- Born: Aaron Goldstein July 26, 1908 Washington, DC
- Died: April 7, 1978 (aged 69) Berkeley, California
- Spouse: Margaret Gordon

Academic background
- Alma mater: Harvard University Johns Hopkins University

Academic work
- Discipline: Macroeconomics
- School or tradition: Keynesian
- Institutions: University of California, Berkeley

= Robert Aaron Gordon =

American economist

Robert Aaron Gordon (born Aaron Goldstein; July 26, 1908 – April 7, 1978) was an American economist. He was a professor of economics at the University of California, Berkeley from 1938 to 1976. In 1975, he served as president of the American Economic Association.

He was married to economist Margaret Gordon (1910–94). Both of their sons, Robert J. Gordon and David M. Gordon, became notable economists as well.

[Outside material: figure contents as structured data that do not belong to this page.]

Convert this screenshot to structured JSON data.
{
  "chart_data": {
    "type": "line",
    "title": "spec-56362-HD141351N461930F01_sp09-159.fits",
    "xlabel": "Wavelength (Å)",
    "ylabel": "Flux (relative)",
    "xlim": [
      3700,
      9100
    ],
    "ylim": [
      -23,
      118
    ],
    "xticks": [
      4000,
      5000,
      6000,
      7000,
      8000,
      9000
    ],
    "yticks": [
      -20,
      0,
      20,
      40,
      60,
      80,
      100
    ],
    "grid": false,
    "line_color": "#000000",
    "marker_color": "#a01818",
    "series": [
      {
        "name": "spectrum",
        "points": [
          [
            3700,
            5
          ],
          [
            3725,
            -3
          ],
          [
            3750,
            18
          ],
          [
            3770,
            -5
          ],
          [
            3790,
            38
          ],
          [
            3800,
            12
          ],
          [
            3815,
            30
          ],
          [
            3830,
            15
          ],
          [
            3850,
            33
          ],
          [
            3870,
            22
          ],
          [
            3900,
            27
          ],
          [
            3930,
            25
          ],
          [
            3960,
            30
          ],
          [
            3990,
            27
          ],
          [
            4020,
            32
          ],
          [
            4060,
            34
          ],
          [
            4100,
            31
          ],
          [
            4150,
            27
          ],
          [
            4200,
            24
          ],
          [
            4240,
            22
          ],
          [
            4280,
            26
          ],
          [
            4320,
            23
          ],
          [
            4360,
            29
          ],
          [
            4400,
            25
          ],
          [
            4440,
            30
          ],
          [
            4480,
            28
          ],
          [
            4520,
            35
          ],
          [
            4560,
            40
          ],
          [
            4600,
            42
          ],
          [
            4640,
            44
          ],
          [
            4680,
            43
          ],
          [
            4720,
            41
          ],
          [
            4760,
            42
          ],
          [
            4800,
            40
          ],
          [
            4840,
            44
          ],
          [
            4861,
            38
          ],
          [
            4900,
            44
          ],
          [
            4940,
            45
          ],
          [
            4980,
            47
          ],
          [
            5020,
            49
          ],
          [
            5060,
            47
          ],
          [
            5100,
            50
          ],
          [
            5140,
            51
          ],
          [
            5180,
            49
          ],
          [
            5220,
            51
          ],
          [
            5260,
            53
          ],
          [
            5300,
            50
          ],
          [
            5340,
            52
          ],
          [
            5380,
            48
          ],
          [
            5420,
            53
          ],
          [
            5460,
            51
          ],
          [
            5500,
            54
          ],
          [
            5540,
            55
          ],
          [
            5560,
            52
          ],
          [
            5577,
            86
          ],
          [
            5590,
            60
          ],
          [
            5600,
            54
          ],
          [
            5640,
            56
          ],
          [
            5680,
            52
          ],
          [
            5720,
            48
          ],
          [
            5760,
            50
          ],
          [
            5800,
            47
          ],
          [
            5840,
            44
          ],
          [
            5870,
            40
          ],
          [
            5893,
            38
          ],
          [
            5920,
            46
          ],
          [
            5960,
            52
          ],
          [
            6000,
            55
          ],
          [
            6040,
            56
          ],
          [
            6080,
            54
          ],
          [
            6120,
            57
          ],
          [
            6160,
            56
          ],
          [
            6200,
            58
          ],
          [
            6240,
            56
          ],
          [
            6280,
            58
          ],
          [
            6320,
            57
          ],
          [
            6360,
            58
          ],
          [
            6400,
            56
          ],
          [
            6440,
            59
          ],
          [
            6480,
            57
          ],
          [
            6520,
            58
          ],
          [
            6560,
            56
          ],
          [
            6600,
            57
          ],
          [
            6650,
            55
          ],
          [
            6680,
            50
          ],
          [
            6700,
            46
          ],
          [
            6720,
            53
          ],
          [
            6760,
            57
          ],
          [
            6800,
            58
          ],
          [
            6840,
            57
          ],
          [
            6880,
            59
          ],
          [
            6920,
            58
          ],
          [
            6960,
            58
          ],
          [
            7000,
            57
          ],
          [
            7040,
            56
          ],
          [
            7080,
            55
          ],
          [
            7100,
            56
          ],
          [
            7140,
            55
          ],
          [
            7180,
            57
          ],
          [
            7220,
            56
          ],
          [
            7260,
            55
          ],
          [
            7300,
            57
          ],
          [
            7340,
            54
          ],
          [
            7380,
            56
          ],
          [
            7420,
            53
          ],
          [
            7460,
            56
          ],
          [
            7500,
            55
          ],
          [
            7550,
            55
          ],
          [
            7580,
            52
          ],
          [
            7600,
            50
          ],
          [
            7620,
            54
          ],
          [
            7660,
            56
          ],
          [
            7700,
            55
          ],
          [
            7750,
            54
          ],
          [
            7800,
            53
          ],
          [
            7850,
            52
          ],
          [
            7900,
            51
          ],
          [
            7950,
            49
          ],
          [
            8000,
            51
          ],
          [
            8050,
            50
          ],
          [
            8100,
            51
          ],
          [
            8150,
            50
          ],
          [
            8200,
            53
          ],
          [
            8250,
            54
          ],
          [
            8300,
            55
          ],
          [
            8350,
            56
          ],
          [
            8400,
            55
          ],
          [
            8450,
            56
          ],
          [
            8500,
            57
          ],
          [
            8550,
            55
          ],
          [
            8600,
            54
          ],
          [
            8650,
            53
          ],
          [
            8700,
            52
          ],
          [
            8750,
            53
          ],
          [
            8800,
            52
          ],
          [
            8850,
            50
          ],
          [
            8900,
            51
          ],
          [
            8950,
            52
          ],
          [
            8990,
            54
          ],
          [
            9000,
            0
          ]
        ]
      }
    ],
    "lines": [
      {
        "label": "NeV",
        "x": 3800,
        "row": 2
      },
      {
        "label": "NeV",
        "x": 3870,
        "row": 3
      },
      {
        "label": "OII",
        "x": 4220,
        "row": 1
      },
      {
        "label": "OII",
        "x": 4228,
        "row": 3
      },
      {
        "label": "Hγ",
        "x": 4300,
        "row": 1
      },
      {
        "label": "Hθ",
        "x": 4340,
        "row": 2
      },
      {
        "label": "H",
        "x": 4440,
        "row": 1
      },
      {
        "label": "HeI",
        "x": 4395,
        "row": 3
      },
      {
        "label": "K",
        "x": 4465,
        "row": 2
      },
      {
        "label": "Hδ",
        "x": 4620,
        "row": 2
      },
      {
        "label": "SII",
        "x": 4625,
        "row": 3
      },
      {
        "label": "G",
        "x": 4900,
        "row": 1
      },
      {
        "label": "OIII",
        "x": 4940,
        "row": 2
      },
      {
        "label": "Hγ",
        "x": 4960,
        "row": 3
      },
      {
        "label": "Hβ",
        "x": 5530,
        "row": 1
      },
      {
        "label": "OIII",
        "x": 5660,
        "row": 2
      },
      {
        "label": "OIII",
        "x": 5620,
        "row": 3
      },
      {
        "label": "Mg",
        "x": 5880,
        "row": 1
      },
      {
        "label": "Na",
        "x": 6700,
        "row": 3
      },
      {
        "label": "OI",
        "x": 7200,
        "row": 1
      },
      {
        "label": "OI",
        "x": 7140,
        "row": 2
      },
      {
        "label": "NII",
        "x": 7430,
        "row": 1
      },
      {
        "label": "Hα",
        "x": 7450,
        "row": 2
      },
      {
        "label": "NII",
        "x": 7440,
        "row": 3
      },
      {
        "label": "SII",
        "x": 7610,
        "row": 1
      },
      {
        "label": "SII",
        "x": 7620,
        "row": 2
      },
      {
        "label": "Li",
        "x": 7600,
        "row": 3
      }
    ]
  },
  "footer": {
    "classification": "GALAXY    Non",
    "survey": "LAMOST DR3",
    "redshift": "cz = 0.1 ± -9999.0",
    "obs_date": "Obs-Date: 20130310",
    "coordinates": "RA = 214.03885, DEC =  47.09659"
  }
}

In 1959, with funding from the Ford Foundation, Gordon and James Edwin Howell published Higher Education for Business, later known as the Gordon-Howell report.
It is considered a key event in the history of business management and its development as a profession. The report gave detailed recommendations for treating management as a science and improving the academic quality of business schools.
The next thirty years are sometimes referred to as a "Golden Age" in which quantitative social science research became an established part of business schools.